Again the young tribune almost smiled, his face sobering just before his amusement could break out. “We might, although we have yet to hang anyone merely for being in disagreement with us. If he were to do something truly heinous, something completely outrageous that cried out for punishment, we might hang him and put an end to it. One of the men with whom we were at war in Cambria was such a creature—Carthac. He was a real devil, utterly incapable of mercy or compassion, and he received none from us when his time came. Merlyn killed him without compunction because there was no other option. There is simply no way to deal with, or to control, someone like that.”

He sniffed and glanced back to where the Ghost yet stood on the hillside. “Simple banditry, though, as carried out by the Ghost up there, really boils down to feeding and providing for his people, and although admittedly he does it wantonly and at the dire expense of others, we have heard no reports of gross atrocities being laid at his feet. For that, and all his other crimes, we would probably simply disarm him and turn him loose afoot and weaponless, with a warning of what he can look forward to should we ever encounter him again at the same game.”

Cyrus turned in his saddle then and gave the arm signal for our column to increase speed to a trot, and for a while after that there was no opportunity to talk further.

The network of magnificent roads that stretched all over Britain was, in my opinion, the single greatest marvel in the entire land, particularly so since it had existed for hundreds pf years and was now barely used. That lack of use allowed an observer such as me to appreciate the complexity of all the work and planning that had gone into the construction of the network in the first place, but it was disconcerting to see such roads so deserted, because the traffic on the main roads of Gaul was so often dense and frantic. I had discussed the matter of road use at length with Donuil and Shelagh the night before we left for Verulamium, and what they had told me was fresh in my mind.

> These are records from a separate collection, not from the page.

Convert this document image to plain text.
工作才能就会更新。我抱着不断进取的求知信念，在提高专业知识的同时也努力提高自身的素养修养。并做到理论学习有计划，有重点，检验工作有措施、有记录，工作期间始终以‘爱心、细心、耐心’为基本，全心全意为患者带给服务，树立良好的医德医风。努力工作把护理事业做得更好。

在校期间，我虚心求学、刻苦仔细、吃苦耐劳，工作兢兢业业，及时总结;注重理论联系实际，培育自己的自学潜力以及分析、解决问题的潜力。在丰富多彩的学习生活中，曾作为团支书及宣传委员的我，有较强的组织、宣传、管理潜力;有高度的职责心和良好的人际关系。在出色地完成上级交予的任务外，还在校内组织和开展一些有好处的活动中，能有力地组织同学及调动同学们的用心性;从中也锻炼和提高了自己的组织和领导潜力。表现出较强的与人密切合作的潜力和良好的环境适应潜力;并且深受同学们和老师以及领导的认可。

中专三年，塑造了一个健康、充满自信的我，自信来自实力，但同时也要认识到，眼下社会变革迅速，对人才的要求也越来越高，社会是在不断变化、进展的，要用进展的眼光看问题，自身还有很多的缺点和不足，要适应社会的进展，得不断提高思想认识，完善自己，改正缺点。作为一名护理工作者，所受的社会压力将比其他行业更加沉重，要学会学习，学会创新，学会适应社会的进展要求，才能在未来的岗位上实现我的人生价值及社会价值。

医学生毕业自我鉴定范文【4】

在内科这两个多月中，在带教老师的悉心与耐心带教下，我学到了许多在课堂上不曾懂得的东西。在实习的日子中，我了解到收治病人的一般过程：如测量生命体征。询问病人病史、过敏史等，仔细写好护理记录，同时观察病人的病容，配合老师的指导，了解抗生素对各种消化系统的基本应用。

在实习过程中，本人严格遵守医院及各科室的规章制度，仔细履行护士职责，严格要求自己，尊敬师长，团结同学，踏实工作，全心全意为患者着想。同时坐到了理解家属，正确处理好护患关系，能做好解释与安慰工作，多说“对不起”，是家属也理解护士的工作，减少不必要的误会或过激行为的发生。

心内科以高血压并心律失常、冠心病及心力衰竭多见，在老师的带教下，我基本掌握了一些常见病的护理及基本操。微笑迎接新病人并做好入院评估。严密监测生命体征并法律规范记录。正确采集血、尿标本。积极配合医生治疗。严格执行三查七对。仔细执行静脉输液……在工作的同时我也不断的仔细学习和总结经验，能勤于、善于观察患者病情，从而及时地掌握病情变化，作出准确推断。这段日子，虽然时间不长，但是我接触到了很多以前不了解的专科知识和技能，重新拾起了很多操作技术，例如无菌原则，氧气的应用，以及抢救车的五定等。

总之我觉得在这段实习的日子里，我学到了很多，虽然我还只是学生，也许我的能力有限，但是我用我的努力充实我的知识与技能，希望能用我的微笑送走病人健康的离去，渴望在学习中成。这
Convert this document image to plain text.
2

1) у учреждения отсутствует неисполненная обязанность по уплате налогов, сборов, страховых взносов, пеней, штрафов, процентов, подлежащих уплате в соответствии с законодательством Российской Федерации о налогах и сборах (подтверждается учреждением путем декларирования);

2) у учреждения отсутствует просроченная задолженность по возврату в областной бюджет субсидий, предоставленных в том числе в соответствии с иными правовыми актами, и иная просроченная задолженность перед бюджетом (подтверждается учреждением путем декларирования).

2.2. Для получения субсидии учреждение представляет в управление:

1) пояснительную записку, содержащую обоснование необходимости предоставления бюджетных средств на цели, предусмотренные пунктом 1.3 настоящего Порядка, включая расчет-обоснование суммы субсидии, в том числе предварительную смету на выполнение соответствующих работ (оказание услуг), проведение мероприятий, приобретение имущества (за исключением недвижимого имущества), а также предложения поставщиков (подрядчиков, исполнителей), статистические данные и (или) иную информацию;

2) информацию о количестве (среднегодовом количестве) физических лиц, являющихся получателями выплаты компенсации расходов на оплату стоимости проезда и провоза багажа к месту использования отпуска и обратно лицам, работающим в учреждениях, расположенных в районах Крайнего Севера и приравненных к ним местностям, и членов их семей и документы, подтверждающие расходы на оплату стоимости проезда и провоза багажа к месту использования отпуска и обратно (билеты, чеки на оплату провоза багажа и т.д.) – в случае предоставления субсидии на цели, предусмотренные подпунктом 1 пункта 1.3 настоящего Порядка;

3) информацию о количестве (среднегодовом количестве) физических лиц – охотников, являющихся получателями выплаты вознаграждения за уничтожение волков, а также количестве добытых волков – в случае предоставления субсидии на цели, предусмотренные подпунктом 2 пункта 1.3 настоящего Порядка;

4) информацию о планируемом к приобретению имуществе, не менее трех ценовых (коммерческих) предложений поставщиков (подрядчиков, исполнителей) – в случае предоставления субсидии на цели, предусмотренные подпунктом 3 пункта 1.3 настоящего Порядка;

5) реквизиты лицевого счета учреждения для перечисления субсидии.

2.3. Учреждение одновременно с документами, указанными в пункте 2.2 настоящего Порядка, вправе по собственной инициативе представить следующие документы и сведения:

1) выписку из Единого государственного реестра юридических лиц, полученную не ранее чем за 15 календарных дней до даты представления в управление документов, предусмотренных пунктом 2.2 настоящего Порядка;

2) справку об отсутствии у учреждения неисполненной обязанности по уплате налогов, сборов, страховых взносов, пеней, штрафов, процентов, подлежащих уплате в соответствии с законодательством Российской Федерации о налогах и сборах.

Donuil had said that the roads had fallen into disuse simply because they provided a focus for all the disruptive forces that existed to prey upon travelers. Bandits and thieves knew well that if they positioned themselves properly along a road they would, sooner or later, be easily able to intercept and rob any travelers who came along and were unequipped to fight strongly in their own defense. We, being who we were, were safe from any such threat, but few other people could afford to travel in the company of guardians strong enough to discourage attack, and so the roads had lain largely unused since the departure of the legions who had built, used, and maintained them.